Canvas can be made of cotton or of linen, with linen more costly. Weights vary and you should aim for a thread density for cotton of 12-15, definitely avoiding 8-10. Most painting canvases being sold today are acid-free, and that is what you want.
You can use the canvas either primed with gesso or not. With unprimed canvases, the work is more dull.
Painting on Wood with Acrylics
is a time-honored tradition. Wood can be a hardwood, which will be both heavy and expensive. It can also be a Masonite or the newer Medium Density Fiberboard (MDF).
MDF is made with formaldehyde, so be careful if you cut it. The expectations for MDF are good and it is being improved all the time. With Masonite, make sure it is untempered, since tempering uses oils, and that would not work for painting on wood with acrylics.
Masonite and MDF are both less costly and lighter than hardwood. They can also be used as a backer for canvas paper attached with gesso as discussed earlier.
How to Apply Gesso
Gesso is the primer for acrylics and oils. Read the label. Some gesso is specifically for oils, some for acrylics and some for both. Gesso can prepare a surface for a brighter paint application.
Gesso is not necessary, but it can give good results. You can also buy painting surfaces that are already primed for acrylics.
To apply gesso, you want to use a very large brush, like a house paint brush, or a roller. If you have a low cost brush, be sure to keep it trimmed and remove loose bristles so they do not get stuck on your paint surface.
If you are applying one coat, just use it straight from the container. If you plan more than one, you can thin the gesso somewhat with water for the first coat. Apply and let dry for 8 hours or so. Then apply the second coat in a diagonal direction full-strength.

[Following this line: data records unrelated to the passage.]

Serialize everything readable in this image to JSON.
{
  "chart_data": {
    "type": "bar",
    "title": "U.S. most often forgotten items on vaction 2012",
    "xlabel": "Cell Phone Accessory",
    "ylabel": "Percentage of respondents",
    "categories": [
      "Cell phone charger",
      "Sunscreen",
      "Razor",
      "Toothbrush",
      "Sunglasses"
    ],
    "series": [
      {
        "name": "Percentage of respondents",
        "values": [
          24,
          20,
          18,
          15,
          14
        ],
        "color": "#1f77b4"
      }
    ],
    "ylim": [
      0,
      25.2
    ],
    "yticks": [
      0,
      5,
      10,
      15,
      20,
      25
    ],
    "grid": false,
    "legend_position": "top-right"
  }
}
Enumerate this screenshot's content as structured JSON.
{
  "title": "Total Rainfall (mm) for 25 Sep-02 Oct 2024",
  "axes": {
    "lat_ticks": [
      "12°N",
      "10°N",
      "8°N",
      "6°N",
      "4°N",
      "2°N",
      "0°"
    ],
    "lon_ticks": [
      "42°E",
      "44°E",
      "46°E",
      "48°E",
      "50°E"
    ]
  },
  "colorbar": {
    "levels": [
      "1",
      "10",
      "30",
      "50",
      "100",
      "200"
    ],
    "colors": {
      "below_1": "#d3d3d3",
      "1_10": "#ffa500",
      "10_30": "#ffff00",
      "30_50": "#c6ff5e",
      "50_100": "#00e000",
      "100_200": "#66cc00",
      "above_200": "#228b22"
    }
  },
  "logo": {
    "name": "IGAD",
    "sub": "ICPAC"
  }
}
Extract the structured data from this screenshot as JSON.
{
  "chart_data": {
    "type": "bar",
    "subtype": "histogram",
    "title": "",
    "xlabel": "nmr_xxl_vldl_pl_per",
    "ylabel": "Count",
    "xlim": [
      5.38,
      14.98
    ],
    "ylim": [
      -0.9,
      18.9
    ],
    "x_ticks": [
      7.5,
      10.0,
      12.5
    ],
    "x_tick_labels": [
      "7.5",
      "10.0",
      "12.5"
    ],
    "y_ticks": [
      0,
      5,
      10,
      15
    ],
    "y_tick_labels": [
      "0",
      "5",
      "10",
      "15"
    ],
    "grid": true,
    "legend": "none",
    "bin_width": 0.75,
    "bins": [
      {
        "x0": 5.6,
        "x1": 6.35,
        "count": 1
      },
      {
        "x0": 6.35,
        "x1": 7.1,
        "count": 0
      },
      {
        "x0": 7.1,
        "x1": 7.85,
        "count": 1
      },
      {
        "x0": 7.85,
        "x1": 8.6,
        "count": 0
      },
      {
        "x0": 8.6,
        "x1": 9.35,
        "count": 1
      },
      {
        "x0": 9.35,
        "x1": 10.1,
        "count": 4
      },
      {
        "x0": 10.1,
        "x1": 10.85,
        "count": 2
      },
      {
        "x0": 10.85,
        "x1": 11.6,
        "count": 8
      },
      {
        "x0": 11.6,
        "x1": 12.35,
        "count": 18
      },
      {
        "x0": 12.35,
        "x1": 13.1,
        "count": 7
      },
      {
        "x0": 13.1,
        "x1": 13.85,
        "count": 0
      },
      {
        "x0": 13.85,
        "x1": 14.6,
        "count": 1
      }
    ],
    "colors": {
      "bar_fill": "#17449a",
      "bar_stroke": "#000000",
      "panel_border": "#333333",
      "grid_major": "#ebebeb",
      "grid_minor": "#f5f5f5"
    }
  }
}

You can apply up to 4-5 coats if you want. On the final coat, you can obtain a smoother surface by mixing the gesso with medium gel. Or you can get a rougher painting surface by adding sand to the gesso.
It is evident that deciding what to paint on with acrylics is dependent on what you plan to do with your painting. For practice, paper is fine, inexpensive and lightweight. For a work you want to keep, I like canvases, because I do a lot of plein air, or travel and paint. I like the lightweight and the versatility of canvas.
It will be interesting to try a very large Masonite painting someday, I think. What are your goals and expectations for your work? What are the choices that make sense for you? I look forward to hearing from you.
Get some paints and give it a try. It can open up even more creative mindfulness for you. Do something creative today! Painting is an easy start to creative brain exercise. And that can impact your life!